How cute is she? Bless


----------



## PaulSnow (Feb 18, 2008)

thanks guys & gals, she is so gorgeous I love her to bits already. Cant believe how she has just settled straight in.


----------



## may (Nov 2, 2007)

she's lovely and looks to be a chunky girl too


----------



## colliemerles (Nov 2, 2007)

shes gorgeous,,, lovely,,,,,,,,,,,,


----------



## Saynamore (Feb 28, 2008)

What a beautiful cat  Has she got over her spaying ok? Looks like it was quite recent on that piccie.


----------



## PaulSnow (Feb 18, 2008)

Saynamore said:


> What a beautiful cat  Has she got over her spaying ok? Looks like it was quite recent on that piccie.

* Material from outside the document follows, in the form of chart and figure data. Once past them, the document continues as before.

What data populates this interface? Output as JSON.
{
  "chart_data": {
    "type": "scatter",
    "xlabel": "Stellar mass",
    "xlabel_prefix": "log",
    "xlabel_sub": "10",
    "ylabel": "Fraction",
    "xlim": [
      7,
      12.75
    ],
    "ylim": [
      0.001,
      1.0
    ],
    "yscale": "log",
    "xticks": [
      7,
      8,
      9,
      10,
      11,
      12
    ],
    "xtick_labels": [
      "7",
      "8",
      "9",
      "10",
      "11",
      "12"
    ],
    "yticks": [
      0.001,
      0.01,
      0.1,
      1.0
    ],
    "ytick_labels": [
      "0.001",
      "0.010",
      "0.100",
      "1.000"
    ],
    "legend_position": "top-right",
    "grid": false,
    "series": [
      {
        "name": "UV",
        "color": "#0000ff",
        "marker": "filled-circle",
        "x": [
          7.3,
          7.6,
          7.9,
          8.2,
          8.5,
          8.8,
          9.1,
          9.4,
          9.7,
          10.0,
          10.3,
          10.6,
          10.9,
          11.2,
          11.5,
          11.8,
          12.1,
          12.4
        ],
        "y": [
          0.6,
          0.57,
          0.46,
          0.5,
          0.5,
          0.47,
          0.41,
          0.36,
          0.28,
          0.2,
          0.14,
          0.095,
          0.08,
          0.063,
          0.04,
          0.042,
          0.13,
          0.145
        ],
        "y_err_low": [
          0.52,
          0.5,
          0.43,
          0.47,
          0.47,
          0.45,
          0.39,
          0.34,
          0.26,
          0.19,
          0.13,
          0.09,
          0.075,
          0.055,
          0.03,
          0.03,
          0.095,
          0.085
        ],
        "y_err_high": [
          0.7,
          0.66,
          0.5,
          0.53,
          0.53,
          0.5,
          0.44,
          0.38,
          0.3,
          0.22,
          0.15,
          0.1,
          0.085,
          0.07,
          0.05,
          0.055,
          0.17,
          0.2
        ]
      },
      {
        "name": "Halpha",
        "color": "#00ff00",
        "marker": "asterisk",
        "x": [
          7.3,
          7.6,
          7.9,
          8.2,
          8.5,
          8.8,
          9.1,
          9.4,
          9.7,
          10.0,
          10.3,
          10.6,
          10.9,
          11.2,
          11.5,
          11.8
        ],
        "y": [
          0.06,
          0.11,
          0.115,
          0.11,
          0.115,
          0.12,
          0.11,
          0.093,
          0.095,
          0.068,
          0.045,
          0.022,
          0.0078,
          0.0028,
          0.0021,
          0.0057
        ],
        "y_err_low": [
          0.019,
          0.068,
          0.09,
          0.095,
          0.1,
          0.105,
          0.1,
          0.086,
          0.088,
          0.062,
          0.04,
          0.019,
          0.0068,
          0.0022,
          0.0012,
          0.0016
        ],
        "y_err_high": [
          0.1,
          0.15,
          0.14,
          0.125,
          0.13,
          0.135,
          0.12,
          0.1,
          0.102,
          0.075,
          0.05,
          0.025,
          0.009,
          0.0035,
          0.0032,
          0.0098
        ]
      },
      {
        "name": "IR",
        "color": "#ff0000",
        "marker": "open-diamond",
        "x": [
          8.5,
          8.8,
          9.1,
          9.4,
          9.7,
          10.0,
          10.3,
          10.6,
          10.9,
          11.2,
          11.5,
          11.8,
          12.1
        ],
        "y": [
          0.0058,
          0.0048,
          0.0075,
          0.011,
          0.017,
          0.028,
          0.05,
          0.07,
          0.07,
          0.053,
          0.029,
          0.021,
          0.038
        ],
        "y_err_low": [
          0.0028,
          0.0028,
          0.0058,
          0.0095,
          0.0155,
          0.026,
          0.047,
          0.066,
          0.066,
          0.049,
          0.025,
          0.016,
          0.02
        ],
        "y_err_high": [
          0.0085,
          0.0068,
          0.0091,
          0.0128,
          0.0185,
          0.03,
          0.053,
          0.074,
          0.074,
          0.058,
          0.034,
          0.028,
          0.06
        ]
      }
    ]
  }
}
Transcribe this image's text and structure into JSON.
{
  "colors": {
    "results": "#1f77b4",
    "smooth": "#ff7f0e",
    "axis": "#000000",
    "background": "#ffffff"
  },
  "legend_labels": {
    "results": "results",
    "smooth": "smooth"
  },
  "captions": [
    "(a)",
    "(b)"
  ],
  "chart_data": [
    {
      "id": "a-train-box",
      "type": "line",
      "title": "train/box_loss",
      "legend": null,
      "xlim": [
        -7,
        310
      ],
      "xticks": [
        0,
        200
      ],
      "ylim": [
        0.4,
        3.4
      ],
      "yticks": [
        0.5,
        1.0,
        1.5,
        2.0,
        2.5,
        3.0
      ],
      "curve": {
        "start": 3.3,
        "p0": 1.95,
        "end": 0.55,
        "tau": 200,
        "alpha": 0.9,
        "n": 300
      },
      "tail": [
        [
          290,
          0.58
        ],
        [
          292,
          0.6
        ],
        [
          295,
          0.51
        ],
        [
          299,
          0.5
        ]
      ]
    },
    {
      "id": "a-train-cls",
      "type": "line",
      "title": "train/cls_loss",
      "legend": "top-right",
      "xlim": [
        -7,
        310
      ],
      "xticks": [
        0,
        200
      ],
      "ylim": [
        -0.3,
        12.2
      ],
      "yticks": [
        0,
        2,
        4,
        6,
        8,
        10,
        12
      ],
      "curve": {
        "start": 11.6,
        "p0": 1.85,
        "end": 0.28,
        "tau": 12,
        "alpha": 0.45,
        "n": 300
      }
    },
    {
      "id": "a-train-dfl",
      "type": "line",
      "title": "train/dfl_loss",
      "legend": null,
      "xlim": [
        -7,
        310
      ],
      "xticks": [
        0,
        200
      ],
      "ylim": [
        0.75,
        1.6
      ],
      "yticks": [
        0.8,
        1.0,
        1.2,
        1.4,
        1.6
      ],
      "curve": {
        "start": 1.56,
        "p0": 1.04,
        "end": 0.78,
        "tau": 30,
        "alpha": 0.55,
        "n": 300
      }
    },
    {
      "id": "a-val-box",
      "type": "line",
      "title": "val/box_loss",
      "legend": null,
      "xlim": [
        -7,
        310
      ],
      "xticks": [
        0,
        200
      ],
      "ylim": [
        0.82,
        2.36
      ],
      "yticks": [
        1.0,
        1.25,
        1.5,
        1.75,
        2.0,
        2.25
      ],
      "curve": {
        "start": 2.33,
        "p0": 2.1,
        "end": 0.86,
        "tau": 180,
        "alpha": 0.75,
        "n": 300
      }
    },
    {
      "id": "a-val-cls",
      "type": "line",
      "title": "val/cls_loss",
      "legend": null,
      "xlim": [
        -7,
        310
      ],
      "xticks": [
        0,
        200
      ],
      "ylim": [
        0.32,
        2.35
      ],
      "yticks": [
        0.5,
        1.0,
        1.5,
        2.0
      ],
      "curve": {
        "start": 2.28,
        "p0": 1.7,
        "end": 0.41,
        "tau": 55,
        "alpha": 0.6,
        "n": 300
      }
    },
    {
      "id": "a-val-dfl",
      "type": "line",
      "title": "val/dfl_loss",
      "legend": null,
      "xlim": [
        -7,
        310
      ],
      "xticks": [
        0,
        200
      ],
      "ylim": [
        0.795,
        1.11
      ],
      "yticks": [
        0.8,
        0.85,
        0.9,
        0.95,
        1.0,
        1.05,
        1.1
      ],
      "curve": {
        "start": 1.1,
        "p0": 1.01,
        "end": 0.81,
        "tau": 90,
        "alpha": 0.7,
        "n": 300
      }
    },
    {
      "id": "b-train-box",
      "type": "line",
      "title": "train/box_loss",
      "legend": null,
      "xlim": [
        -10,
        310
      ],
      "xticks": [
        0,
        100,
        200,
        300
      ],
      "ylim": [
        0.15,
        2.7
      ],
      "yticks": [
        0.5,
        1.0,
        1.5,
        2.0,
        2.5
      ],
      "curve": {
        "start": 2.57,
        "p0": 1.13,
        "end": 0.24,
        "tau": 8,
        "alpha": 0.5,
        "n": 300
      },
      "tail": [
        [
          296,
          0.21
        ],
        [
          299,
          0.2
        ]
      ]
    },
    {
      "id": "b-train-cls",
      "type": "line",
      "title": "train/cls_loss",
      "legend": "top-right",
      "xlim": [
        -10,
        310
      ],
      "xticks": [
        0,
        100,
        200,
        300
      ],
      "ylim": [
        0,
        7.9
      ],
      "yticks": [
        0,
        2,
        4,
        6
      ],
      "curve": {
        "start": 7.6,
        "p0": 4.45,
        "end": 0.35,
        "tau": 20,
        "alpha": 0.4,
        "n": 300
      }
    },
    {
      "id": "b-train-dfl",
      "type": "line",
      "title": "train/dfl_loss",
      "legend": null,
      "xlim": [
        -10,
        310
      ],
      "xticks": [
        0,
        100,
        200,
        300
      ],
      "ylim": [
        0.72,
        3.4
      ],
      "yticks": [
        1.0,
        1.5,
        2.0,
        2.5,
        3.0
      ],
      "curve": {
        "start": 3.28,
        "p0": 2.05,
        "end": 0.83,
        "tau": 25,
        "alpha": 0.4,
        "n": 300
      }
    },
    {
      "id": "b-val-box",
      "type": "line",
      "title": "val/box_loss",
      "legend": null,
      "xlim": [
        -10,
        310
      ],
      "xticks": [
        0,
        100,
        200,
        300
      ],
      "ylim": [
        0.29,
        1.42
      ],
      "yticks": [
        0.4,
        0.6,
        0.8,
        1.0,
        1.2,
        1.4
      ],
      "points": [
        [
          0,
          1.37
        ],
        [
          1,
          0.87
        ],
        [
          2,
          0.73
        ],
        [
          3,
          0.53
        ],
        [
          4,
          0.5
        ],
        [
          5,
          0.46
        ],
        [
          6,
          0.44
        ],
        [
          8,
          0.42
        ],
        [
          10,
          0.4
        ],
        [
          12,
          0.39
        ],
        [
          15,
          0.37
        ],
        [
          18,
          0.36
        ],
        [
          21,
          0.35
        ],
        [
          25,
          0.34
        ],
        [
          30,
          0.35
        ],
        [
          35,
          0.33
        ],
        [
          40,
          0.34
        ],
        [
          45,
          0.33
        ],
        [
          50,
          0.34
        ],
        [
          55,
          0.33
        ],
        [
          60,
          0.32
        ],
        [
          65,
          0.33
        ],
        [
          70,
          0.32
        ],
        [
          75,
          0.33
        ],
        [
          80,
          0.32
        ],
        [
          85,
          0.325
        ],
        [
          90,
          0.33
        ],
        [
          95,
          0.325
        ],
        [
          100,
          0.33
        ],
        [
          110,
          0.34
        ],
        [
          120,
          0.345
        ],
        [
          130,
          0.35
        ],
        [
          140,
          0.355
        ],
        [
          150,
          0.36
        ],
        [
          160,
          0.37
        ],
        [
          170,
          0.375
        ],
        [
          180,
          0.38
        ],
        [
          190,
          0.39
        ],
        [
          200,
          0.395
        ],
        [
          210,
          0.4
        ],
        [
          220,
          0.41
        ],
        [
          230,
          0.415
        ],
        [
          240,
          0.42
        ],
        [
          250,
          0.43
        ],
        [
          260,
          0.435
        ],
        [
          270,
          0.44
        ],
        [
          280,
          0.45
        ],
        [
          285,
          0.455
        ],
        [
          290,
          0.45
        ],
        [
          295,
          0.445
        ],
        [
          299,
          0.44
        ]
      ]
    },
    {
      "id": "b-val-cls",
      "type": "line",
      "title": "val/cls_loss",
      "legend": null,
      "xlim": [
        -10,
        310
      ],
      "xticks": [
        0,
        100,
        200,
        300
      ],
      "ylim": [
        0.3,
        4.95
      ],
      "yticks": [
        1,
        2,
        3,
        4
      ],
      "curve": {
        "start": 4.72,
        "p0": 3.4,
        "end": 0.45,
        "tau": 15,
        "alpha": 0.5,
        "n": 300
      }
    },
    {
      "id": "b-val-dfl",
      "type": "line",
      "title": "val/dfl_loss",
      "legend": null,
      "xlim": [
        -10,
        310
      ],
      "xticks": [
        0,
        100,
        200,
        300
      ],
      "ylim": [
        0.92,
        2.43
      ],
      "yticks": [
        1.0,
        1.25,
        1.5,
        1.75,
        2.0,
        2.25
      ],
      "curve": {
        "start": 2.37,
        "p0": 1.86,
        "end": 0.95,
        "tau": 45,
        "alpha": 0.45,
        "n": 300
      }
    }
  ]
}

She is fine, she was only done about a month ago, the barber who shaved her needs shooting tho, its all over the place! lol


----------



## Siamese Kelly (Jan 6, 2008)

the barber who shaved her needs shooting tho, its all over the place! lol
So you've no plans to get yours done at the same place then


----------



## PaulSnow (Feb 18, 2008)

Siamese Kelly said:


> So you've no plans to get yours done at the same place then


No unfort i aint as furry as Minnie, & I shave my head!


----------